Jet Airways, which is being taken over by the Jalan-Kalrock consortium, is still looking at an uncertain future, with several issues being sorted out before the consortium takes over. As a result of a shortage of supply, airfare prices are still relatively higher despite the removal of airfare caps.

The airline industry could see increasing competition and possibly lower airfares if grounded planes can take off, along with new aeroplane additions. 

Airports are already struggling with surging crowds, indicating that only capacity might constrain further market growth. Nevertheless, the income statements suggest that the increase in fares hasn’t been enough to cover the costs.

Expansion in Fleet Capacity

Air India plans to add 42 planes to its fleet next year. Reports have suggested that the Air India Group is looking to place orders for 500 planes in both wide-body and narrow-body aircraft segments. 
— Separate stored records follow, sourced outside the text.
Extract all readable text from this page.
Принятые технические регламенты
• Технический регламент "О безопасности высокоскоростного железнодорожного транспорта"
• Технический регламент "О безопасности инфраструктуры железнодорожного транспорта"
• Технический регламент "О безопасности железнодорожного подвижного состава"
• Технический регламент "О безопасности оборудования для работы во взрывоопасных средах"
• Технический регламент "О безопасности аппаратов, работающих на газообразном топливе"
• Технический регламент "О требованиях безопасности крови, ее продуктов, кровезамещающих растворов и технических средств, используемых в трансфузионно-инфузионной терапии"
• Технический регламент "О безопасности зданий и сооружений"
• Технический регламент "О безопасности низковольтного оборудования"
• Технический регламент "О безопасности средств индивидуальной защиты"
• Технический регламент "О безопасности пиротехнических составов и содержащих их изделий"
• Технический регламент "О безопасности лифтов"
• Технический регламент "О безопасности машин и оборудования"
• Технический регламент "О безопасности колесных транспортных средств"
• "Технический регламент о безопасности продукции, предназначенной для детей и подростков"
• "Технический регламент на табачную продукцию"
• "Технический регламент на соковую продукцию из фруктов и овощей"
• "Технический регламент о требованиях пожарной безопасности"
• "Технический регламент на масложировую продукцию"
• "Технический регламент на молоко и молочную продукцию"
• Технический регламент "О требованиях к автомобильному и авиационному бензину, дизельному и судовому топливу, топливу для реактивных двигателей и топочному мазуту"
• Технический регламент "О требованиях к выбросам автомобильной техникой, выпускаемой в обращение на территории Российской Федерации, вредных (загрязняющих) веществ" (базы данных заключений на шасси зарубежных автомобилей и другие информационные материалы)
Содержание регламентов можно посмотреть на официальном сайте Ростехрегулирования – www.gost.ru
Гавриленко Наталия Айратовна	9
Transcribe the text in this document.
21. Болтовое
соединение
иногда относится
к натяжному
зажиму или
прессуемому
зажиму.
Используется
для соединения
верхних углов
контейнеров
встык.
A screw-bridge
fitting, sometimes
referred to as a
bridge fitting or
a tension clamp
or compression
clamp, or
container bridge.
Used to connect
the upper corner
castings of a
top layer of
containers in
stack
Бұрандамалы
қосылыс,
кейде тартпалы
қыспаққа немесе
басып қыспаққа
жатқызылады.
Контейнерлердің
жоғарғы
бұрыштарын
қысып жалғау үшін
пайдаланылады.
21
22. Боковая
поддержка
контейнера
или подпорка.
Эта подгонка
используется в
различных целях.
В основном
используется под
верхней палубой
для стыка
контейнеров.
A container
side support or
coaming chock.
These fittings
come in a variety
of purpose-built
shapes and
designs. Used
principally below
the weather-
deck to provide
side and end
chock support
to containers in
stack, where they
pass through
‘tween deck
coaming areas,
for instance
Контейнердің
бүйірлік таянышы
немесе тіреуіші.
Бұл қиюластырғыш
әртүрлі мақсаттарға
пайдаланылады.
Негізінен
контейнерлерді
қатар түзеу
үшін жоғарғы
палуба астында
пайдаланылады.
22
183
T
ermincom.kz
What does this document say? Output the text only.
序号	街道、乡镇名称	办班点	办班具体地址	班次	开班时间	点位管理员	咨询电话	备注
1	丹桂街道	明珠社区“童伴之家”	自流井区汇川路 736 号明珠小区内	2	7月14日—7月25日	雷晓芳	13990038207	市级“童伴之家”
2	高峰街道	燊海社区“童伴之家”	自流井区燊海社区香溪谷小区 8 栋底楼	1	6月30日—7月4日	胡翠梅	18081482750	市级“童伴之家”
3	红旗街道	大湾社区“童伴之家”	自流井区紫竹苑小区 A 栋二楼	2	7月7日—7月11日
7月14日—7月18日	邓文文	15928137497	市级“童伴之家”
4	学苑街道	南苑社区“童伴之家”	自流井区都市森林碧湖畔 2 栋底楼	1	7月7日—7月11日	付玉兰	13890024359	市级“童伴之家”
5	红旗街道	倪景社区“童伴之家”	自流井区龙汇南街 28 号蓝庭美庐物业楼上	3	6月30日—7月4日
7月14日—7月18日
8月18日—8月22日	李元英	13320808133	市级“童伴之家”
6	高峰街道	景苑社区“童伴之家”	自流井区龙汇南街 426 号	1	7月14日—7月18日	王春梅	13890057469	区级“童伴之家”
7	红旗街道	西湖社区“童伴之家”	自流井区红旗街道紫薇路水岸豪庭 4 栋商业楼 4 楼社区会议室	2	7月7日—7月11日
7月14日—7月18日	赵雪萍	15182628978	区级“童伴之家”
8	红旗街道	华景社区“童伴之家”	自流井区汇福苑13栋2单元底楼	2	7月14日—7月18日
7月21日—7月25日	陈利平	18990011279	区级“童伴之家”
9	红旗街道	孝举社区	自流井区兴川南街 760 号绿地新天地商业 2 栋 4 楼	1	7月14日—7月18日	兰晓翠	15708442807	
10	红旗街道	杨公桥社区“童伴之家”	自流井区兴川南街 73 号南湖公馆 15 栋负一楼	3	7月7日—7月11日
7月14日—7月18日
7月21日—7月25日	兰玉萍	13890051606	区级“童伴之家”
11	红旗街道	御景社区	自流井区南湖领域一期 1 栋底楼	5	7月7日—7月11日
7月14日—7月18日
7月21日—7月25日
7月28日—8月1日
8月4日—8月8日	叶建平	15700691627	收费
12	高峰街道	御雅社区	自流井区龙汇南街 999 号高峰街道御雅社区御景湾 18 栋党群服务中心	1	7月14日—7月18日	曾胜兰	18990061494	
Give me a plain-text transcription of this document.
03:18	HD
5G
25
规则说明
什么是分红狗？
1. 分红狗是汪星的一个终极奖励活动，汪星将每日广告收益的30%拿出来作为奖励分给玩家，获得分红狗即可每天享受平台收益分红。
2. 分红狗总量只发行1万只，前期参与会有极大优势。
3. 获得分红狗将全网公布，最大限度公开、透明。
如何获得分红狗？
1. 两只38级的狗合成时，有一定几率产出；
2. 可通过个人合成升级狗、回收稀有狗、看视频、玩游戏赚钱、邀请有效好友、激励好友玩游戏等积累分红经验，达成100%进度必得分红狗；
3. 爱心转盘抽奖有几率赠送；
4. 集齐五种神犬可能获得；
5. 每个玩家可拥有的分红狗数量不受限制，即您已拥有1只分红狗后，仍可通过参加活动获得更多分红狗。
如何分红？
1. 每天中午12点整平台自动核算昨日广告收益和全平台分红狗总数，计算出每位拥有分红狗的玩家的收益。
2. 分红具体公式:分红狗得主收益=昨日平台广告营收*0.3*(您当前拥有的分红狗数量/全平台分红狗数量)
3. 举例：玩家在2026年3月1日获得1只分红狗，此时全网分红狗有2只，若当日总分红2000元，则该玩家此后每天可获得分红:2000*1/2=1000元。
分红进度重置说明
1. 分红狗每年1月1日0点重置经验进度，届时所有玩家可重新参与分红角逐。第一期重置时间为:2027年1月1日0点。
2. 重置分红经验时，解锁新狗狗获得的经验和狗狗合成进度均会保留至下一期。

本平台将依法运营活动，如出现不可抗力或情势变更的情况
Indigo has sought permission from the Directorate General of Civil Aviation to induct wide-body planes into its fleet to enhance its international services. The largest domestic carrier still has an order book of hundreds of aircraft. 

Between the two, Indigo and Tata Group would control nearly 82 per cent of the aviation market.

Costs Could See a Decline or Remain Stable

Fuel, which makes up nearly half of an airline’s cost structure, has been on an upward tear during 2022. However, commodity prices are currently cooling down, which will benefit airlines since it reduces costs and makes tickets cheaper. However, a depreciated rupee still remains a problem for airlines. 

Currently, sixteen states have reduced the value-added tax on aviation turbine fuel to make it more affordable for the airline industry. Further, the government is working on adding more airports and improving the aviation infrastructure in the country. The government is targeting to build 220 new airports by 2025, which would offer new routes for airlines. Airports would also be privatised, with 25 airports operated by the Airport Authority of India to be leased between 2022 and 2025.